My own personal interpretation at that time was that the powerful state-owned CCTV, China’s main national TV broadcaster, had lobbied against the deal over concerns it would create a powerful media giant that could threaten its own position as the country’s leading outlet for advertisers. Whatever the case, Sina and Focus announced in 2009 they were abandoning the deal, and life went on as before.

Since then, Sina’s core portal business has continued to grow, but at a snail’s pace and is danger of becoming irrelevant. Its main asset at this point is its Twitter-like Weibo (Nasdaq: WB), which is a separately listed company. Meantime, Focus’ has moved in the other direction. Jiang spent several years cleaning up the company after his earlier buying spree, and de-listed it from New York several years ago and successfully re-listed it in Shanghai.

At current valuations, Focus is now worth 112 billion yuan, or about $17 billion, while Sina is worth $7 billion. But if we take out Sina’s Weibo holdings, which are currently worth about $9 billion, the portal business’ value is negligible, perhaps worth $1-$2 billion at most. That would be quite easy for Focus to swallow, especially in China’s capital markets where it’s quite easy to raise money.

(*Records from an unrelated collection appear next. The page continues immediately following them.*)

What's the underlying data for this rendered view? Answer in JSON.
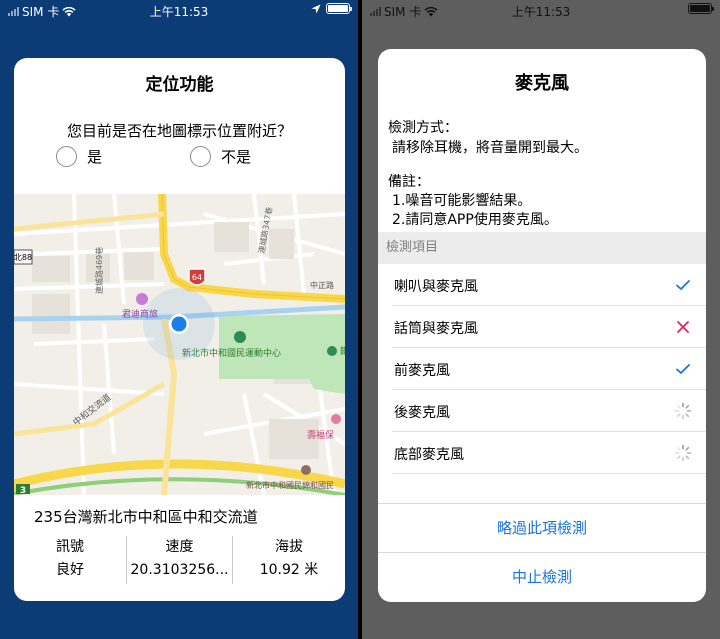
{
  "status_left": {
    "carrier": "SIM 卡",
    "time": "上午11:53"
  },
  "status_right": {
    "carrier": "SIM 卡",
    "time": "上午11:53"
  },
  "location_dialog": {
    "title": "定位功能",
    "question": "您目前是否在地圖標示位置附近？",
    "option_yes": "是",
    "option_no": "不是",
    "map": {
      "labels": {
        "road_469": "連城路469巷",
        "road_347": "連城路347巷",
        "zhongzheng": "中正路",
        "hotel": "君迪商旅",
        "sports_center": "新北市中和國民運動中心",
        "zhonghe_jiaoliu": "中和交流道",
        "zhonghe_school": "新北市中和國民錦和國民",
        "route_88": "北88",
        "route_64": "64",
        "route_3": "3",
        "shou": "壽福保",
        "tie": "鐵"
      }
    },
    "address": "235台灣新北市中和區中和交流道",
    "stats": [
      {
        "label": "訊號",
        "value": "良好"
      },
      {
        "label": "速度",
        "value": "20.3103256..."
      },
      {
        "label": "海拔",
        "value": "10.92 米"
      }
    ]
  },
  "mic_dialog": {
    "title": "麥克風",
    "method_label": "檢測方式：",
    "method_text": "請移除耳機，將音量開到最大。",
    "note_label": "備註：",
    "note_1": "1.噪音可能影響結果。",
    "note_2": "2.請同意APP使用麥克風。",
    "section_header": "檢測項目",
    "items": [
      {
        "label": "喇叭與麥克風",
        "status": "check-icon"
      },
      {
        "label": "話筒與麥克風",
        "status": "cross-icon"
      },
      {
        "label": "前麥克風",
        "status": "check-icon"
      },
      {
        "label": "後麥克風",
        "status": "spinner-icon"
      },
      {
        "label": "底部麥克風",
        "status": "spinner-icon"
      }
    ],
    "skip_button": "略過此項檢測",
    "stop_button": "中止檢測"
  },
  "colors": {
    "accent": "#1a73d9",
    "error": "#e0245e",
    "left_bg": "#0c3c76",
    "right_bg": "#5e5e5e"
  }
}
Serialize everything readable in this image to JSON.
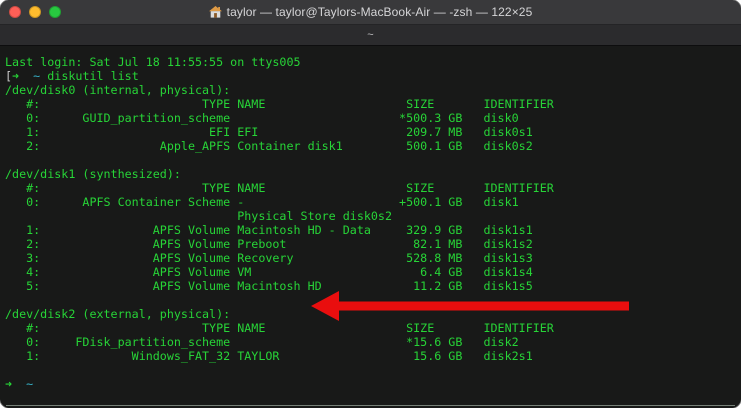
{
  "window": {
    "title": "taylor — taylor@Taylors-MacBook-Air — -zsh — 122×25",
    "tab_title": "~",
    "controls": {
      "close": "close",
      "minimize": "minimize",
      "zoom": "zoom"
    }
  },
  "colors": {
    "green": "#27d437",
    "cyan": "#36b2c8",
    "white": "#c9c9c9",
    "arrow_red": "#e90e0e",
    "term_bg": "#181918",
    "titlebar_bg": "#39393b",
    "tabbar_bg": "#2b2b2d",
    "title_fg": "#d5d5d7",
    "tab_fg": "#bebec0",
    "light_red": "#ff5f57",
    "light_yellow": "#febc2e",
    "light_green": "#28c840"
  },
  "terminal": {
    "prompt_symbol": "➜",
    "command": "diskutil list",
    "lines": [
      [
        [
          "Last login: Sat Jul 18 11:55:55 on ttys005",
          "g"
        ]
      ],
      [
        [
          "[",
          "w"
        ],
        [
          "➜",
          "g"
        ],
        [
          "  ",
          "g"
        ],
        [
          "~",
          "c"
        ],
        [
          " diskutil list",
          "g"
        ]
      ],
      [
        [
          "/dev/disk0 (internal, physical):",
          "g"
        ]
      ],
      [
        [
          "   #:                       TYPE NAME                    SIZE       IDENTIFIER",
          "g"
        ]
      ],
      [
        [
          "   0:      GUID_partition_scheme                        *500.3 GB   disk0",
          "g"
        ]
      ],
      [
        [
          "   1:                        EFI EFI                     209.7 MB   disk0s1",
          "g"
        ]
      ],
      [
        [
          "   2:                 Apple_APFS Container disk1         500.1 GB   disk0s2",
          "g"
        ]
      ],
      [],
      [
        [
          "/dev/disk1 (synthesized):",
          "g"
        ]
      ],
      [
        [
          "   #:                       TYPE NAME                    SIZE       IDENTIFIER",
          "g"
        ]
      ],
      [
        [
          "   0:      APFS Container Scheme -                      +500.1 GB   disk1",
          "g"
        ]
      ],
      [
        [
          "                                 Physical Store disk0s2",
          "g"
        ]
      ],
      [
        [
          "   1:                APFS Volume Macintosh HD - Data     329.9 GB   disk1s1",
          "g"
        ]
      ],
      [
        [
          "   2:                APFS Volume Preboot                  82.1 MB   disk1s2",
          "g"
        ]
      ],
      [
        [
          "   3:                APFS Volume Recovery                528.8 MB   disk1s3",
          "g"
        ]
      ],
      [
        [
          "   4:                APFS Volume VM                        6.4 GB   disk1s4",
          "g"
        ]
      ],
      [
        [
          "   5:                APFS Volume Macintosh HD             11.2 GB   disk1s5",
          "g"
        ]
      ],
      [],
      [
        [
          "/dev/disk2 (external, physical):",
          "g"
        ]
      ],
      [
        [
          "   #:                       TYPE NAME                    SIZE       IDENTIFIER",
          "g"
        ]
      ],
      [
        [
          "   0:     FDisk_partition_scheme                         *15.6 GB   disk2",
          "g"
        ]
      ],
      [
        [
          "   1:             Windows_FAT_32 TAYLOR                   15.6 GB   disk2s1",
          "g"
        ]
      ],
      [],
      [
        [
          "➜",
          "g"
        ],
        [
          "  ",
          "g"
        ],
        [
          "~",
          "c"
        ]
      ]
    ]
  },
  "annotation": {
    "type": "arrow",
    "direction": "left",
    "color": "#e90e0e",
    "points_to": "/dev/disk2 (external, physical):"
  }
}
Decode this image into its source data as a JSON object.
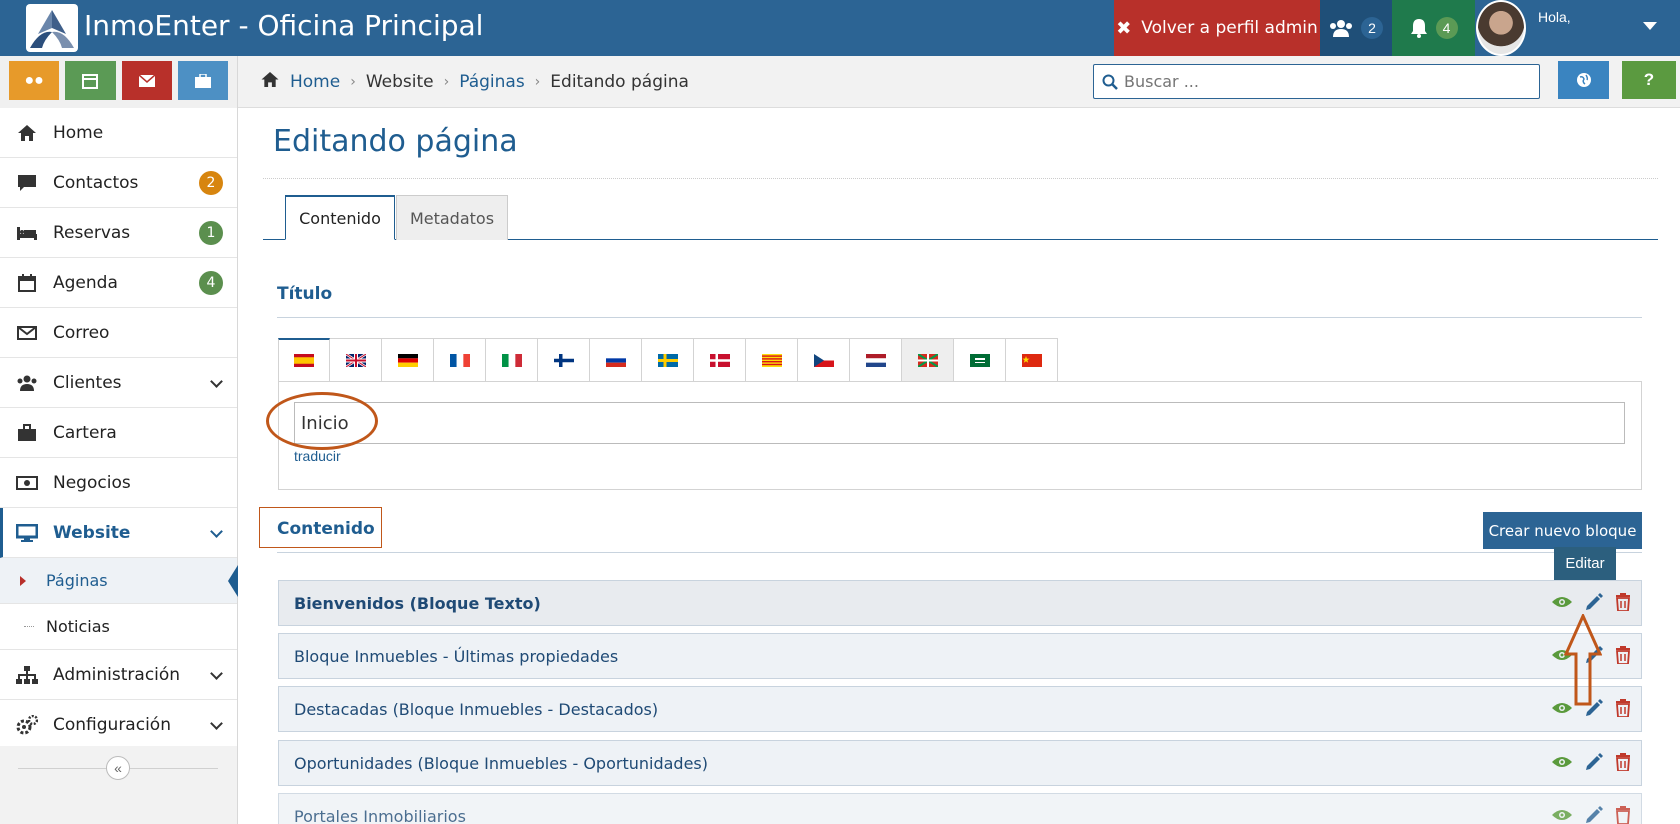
{
  "app": {
    "title": "InmoEnter - Oficina Principal",
    "admin_button": "Volver a perfil admin",
    "users_count": "2",
    "notifications_count": "4",
    "greeting": "Hola,"
  },
  "sidebar": {
    "items": [
      {
        "label": "Home",
        "icon": "home-icon"
      },
      {
        "label": "Contactos",
        "icon": "chat-icon",
        "badge": "2",
        "badge_color": "#d7850f"
      },
      {
        "label": "Reservas",
        "icon": "bed-icon",
        "badge": "1",
        "badge_color": "#5b8f4e"
      },
      {
        "label": "Agenda",
        "icon": "calendar-icon",
        "badge": "4",
        "badge_color": "#5b8f4e"
      },
      {
        "label": "Correo",
        "icon": "envelope-icon"
      },
      {
        "label": "Clientes",
        "icon": "users-icon"
      },
      {
        "label": "Cartera",
        "icon": "briefcase-icon"
      },
      {
        "label": "Negocios",
        "icon": "money-icon"
      },
      {
        "label": "Website",
        "icon": "desktop-icon"
      },
      {
        "label": "Páginas"
      },
      {
        "label": "Noticias"
      },
      {
        "label": "Administración",
        "icon": "sitemap-icon"
      },
      {
        "label": "Configuración",
        "icon": "gears-icon"
      }
    ]
  },
  "breadcrumb": {
    "home": "Home",
    "website": "Website",
    "pages": "Páginas",
    "current": "Editando página"
  },
  "search": {
    "placeholder": "Buscar ..."
  },
  "help_label": "?",
  "page": {
    "title": "Editando página",
    "tabs": [
      "Contenido",
      "Metadatos"
    ],
    "title_section": "Título",
    "title_value": "Inicio",
    "translate_link": "traducir",
    "content_section": "Contenido",
    "new_block_button": "Crear nuevo bloque",
    "tooltip": "Editar",
    "blocks": [
      "Bienvenidos (Bloque Texto)",
      "Bloque Inmuebles - Últimas propiedades",
      "Destacadas (Bloque Inmuebles - Destacados)",
      "Oportunidades (Bloque Inmuebles - Oportunidades)",
      "Portales Inmobiliarios"
    ]
  },
  "colors": {
    "primary": "#2c6494",
    "danger": "#b8302a",
    "success": "#1f7a4c",
    "annotation": "#c0571a"
  }
}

What’s more, the regulator is far more experienced now at antitrust rulings, and thus would be far more unlikely to veto such a deal, which wouldn’t have any major monopolistic implications. I would still peg the chances of such a deal relatively low, perhaps 30 percent, since there’s been no other indication that such movement is taking place. But given the history, current state of affairs and this latest Bazaar alliance, it does seem like such a deal could be a possibility in the next year.